Since I was already combining things, the move to Multisite was also a great time to redesign my site (I made it 14 months on the previous theme, which is an all-time record) and create one theme to rule them all. Instead of maintaining 3 themes, there is now one, and my world is a happier place.
But wait… There’s more!
Before you start thinking Multisite is the answer to all your problems, let’s talk about just a few of the caveats and utter disasters I encountered during this transition.
Until about a week ago, I was sailing through my online life with a dedicated server running pure Nginx. When I tried to convert my staging site to Multisite, though, I broke the entire universe because of some existing server settings that really couldn’t be changed easily.

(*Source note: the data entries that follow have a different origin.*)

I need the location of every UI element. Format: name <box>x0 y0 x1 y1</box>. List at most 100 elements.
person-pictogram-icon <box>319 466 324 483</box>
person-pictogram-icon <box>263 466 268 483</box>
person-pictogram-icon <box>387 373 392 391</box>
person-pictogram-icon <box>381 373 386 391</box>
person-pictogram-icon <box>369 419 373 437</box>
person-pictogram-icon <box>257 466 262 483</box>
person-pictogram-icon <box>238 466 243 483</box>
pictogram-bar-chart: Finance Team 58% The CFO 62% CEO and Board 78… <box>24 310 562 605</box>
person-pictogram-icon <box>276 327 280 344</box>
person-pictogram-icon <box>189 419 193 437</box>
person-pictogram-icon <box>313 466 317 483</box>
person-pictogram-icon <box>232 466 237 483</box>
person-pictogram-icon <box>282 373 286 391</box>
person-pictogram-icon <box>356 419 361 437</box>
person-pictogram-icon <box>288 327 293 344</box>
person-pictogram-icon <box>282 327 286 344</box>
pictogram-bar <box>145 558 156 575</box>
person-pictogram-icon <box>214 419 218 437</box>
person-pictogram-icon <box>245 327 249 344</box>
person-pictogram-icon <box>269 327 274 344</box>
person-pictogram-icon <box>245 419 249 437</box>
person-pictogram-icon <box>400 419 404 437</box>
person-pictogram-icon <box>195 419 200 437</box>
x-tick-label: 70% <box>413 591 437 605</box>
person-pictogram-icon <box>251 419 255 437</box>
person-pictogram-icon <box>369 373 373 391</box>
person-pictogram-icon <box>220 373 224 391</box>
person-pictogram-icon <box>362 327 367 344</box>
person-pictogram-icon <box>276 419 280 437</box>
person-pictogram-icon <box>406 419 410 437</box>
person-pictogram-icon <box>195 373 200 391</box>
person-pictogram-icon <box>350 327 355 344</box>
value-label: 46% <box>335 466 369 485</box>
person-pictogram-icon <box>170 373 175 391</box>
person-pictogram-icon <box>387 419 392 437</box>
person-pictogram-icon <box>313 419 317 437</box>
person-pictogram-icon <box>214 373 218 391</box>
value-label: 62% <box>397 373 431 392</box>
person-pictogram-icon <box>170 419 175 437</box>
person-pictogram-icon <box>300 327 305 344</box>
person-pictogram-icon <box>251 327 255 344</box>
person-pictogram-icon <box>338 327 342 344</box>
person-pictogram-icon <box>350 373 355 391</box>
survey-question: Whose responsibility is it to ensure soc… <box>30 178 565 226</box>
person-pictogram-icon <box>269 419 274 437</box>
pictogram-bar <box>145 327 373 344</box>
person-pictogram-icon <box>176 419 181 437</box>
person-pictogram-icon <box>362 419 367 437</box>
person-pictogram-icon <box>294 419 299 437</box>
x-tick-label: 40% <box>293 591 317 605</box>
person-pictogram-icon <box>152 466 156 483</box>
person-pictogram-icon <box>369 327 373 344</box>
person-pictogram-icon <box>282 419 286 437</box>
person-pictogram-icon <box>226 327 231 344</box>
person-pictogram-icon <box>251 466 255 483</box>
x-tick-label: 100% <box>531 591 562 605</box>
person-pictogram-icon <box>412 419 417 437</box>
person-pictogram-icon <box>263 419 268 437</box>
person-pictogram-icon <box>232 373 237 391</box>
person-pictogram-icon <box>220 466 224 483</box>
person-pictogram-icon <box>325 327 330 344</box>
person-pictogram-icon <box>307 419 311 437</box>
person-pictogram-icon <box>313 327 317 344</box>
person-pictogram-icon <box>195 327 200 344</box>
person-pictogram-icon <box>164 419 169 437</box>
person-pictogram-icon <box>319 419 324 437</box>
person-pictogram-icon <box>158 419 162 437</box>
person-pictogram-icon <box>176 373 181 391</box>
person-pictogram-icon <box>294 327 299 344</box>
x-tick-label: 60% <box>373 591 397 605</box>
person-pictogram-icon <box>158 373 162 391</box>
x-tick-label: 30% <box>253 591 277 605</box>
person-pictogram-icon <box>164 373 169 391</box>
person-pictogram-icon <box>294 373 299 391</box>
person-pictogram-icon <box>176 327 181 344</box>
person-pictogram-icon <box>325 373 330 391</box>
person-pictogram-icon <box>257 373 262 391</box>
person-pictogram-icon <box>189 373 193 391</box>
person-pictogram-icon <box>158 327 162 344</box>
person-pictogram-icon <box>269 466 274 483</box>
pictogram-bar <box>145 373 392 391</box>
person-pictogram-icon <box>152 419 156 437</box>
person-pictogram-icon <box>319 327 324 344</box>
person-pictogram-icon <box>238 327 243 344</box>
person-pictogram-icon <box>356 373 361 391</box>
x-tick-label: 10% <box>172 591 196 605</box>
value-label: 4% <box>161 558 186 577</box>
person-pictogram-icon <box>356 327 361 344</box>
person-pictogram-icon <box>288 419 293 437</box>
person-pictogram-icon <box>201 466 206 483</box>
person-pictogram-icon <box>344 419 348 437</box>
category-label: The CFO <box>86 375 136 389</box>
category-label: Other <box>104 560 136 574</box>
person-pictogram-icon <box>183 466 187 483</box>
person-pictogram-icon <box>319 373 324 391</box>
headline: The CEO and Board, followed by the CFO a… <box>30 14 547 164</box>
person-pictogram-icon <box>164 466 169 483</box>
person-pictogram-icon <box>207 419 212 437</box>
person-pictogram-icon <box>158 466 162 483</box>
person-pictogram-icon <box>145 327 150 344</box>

I’d have to write another post (or maybe a few) to tell the whole story, but in the end, I ended up moving ALL my websites to Cloudways, back into the comforting arms of .htaccess and the ability to start fresh. This also involved changing my email hosting, as well as a ton of DNS nightmares that I might be able to discuss one day without bursting into tears.
These issues probably wouldn’t happen to everyone – they can’t possibly, or else no one would use Multisite ever – but there are still LOTS of technical considerations. If you aren’t very comfortable with .htaccess and rewrite rules and all that fun stuff, I wouldn’t even go there. I know what I’m doing (okay, most of the time) and I still nearly had a breakdown.
Believe it or not, most plugins have no trouble adjusting to the Multisite life. However, I did have a few that freaked out and just didn’t want to work anymore. Hunting down alternatives was time-consuming and annoying.
Importing existing sites into a Multisite network is shockingly un-fun. BackupBuddy made the process super easy for both of my subdomains, but there were a lot of issues. Since Multisite networks use a shared database, the import process wasn’t quite as straightforward as it seemed at first.
I actually ended up having to remove both subsites from my network, add them again from scratch, and import all the content from a backup. Then there was the joy of activating plugins for each one, recreating users, going through settings…. I have a feeling I’ll still be finding things I missed six months from now.
Do you know how many times I deactivated a plugin or deleted content on the wrong site during this transition? Of course you don’t, but I’d estimate it was around 500 times. Minimum.
Now that I can easily switch between dashboards for each site, it’s not always super obvious which dashboard I’m currently viewing. This has been remedied by changing the dashboard theme for each one, but until that brilliant thought occurred to me, I felt like I was working blindfolded.
So is Multisite worth it?
For me, even after all the challenges I encountered, Multisite has been a worthwhile move. This is only true because the three sites on my network are interconnected and need to function together.
There are so, so many reasons not use Multisite, and if you’re thinking about it, I would highly recommend researching all other options before you make the decision to switch. If it’s possible to do what you need with single WordPress installs, I urge you to go that route instead.
Overall, I’ve learned more about WordPress and its quirks in the last week than I ever thought possible, and I do think it’s important to have a general idea of how Multisite works even if you don’t plan to use it. Thanks to rock stars like @Ipstenu and @andrea_r there are lots of support forum posts and resources available – you can read all you ever wanted to know and then some.
Bottom line: Multisite is great for some things but not for everything. Do your homework before deciding it’s the right choice for you, and allow yourself plenty of time to implement it if you’re brave enough to give it a try.